The Shift to SSDs: In the AI training era, market attention was solely on HBM crowding out DRAM. With NVIDIA’s entry into storage servers, it declares that in the AI inference era, SSDs will play a far more critical role than before. Previously, inference relied on DRAM/HBM. The future model will be “Inference using DRAM/HBM + NVMe SSD simultaneously,” and behind those SSDs lies NAND technology.
Rack Architecture & The Changing Role of the DPU
Rack Configuration: The top two trays of each NVIDIA ICMS rack will house 8 Bluefield-4 DPU boards, while all trays below will be populated with SSDs.
DPU: From Supporting Actor to Lead: Unlike the previous NVIDIA GB300 NVL 72 racks where the Bluefield-3 DPU was merely optional, in the ICMS rack, the Bluefield-4 DPU plays the critical role of managing all SSDs. This signifies a shift where the DPU moves from a peripheral component to a central, leading role.
Note: The Bluefield-4 DPU board integrates the Grace CPU and DPU into a single package.
Supply Chain Details:
LPDDR5X: Supplied by Micron.
SSD Controller: Supplied by SanDisk.
BMC: Each DPU board is equipped with an ASPEED AST2600 BMC.
Insightology View
1. NAND/SSD is the True Structural Beneficiary This is the most significant impact. We are seeing several structural changes:
KV Cache is moving from “cold data” to “quasi-hot data.”
Latency is no longer just a storage issue; it is now an inference KPI.
Capacity is no longer just a cost center; it is a throughput multiplier.
2. Changing Metrics What is the result? SSD metrics are shifting from “TB per Dollar” to “KV per Rack / Latency Bound.” Demand will pivot from “capacity-oriented” to “Performance × Latency × Network Affinity” oriented. This creates a highly favorable environment for high-capacity, enterprise-grade, and high-endurance SSDs.
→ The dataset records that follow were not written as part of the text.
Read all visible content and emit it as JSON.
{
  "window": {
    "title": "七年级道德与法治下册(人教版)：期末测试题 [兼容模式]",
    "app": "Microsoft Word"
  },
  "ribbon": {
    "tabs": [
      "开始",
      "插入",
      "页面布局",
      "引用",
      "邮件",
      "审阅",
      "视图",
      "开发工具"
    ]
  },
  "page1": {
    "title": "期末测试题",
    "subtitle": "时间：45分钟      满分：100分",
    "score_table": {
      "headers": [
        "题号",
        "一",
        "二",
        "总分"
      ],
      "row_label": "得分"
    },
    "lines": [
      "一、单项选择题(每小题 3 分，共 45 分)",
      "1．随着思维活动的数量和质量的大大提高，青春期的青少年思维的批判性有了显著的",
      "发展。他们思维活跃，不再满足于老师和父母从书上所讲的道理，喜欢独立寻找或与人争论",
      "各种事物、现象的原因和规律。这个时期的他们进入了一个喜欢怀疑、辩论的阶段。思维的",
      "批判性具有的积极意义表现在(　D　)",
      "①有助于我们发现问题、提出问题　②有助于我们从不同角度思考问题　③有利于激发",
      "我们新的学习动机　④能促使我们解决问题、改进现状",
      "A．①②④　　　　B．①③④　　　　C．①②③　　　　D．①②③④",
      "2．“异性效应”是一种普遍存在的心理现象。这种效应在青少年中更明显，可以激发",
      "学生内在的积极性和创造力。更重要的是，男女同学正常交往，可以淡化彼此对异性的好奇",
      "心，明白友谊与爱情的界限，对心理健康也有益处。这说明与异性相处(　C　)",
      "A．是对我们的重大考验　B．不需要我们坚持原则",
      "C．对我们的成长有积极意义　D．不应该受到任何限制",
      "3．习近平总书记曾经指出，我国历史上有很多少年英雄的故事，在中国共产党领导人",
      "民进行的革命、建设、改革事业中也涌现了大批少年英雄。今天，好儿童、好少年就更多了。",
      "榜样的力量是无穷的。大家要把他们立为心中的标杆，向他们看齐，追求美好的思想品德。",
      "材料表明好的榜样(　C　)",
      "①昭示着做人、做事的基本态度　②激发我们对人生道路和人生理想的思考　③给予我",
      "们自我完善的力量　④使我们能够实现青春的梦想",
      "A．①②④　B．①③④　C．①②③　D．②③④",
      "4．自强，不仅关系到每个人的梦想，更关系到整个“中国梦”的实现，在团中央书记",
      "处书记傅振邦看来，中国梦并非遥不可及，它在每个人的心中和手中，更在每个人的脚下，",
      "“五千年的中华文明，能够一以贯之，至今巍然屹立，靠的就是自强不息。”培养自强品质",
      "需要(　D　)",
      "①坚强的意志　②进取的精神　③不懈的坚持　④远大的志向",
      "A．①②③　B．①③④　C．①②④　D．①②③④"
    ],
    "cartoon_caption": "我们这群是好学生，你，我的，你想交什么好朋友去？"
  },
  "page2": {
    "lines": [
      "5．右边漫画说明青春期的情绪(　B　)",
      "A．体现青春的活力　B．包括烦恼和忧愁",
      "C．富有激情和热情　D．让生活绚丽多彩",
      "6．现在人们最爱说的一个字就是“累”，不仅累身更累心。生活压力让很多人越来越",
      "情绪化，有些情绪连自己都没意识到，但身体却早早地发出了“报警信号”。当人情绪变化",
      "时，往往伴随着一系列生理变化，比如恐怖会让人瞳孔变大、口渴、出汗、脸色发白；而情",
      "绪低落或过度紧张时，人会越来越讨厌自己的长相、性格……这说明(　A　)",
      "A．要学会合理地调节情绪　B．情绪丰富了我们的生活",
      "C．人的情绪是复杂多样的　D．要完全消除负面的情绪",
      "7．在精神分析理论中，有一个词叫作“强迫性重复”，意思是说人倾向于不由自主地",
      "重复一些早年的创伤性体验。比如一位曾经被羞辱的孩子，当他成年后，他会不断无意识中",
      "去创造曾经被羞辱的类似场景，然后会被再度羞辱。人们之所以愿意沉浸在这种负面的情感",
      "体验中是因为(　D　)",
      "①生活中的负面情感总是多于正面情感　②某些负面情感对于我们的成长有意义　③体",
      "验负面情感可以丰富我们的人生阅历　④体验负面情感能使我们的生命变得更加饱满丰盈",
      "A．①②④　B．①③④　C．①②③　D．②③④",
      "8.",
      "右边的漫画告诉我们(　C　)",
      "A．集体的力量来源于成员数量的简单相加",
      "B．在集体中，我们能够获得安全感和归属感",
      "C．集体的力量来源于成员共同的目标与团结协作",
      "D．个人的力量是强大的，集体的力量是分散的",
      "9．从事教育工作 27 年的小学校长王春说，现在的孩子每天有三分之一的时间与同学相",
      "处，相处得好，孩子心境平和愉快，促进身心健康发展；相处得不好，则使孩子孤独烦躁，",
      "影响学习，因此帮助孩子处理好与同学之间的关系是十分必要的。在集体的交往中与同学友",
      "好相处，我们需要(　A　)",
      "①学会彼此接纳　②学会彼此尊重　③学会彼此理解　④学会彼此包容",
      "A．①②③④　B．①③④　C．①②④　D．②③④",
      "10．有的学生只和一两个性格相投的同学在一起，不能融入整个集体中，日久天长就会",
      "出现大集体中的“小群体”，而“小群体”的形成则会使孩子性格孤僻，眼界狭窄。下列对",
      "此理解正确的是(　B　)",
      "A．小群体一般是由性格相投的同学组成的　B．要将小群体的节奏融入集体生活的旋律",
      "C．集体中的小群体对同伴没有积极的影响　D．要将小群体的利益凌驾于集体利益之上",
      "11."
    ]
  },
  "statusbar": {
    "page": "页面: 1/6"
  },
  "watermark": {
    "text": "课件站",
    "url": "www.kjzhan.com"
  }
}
3. Industrial Tech Meets AI We believe industrial-grade SSD technology is well-suited for the high-value AI Server/Data Center market. However, many of these are not “new architectures” or “new technologies” born purely for AI; they are existing technologies in the industrial sector (such as pSLC—simulating SLC using MLC or TLC NAND) that have been mature and widely used for years.
4. NVIDIA’s Strategic Triad From a hardware perspective, this is a storage architecture adjustment. But from NVIDIA’s perspective, three things are happening simultaneously:
Inference efficiency improvements increase GPU ROI.
BlueField-4 becomes a mandatory component for AI factories, driving DPU volume.
Storage architecture becomes locked in by NVIDIA’s software stack (via NVIDIA DOCA™, NVIDIA NIXL, NVIDIA Dynamo).
Essentially, this will compel more non-hyperscaler customers to rely on NVIDIA’s turnkey solutions rather than cobbling together their own storage, network, and software stacks.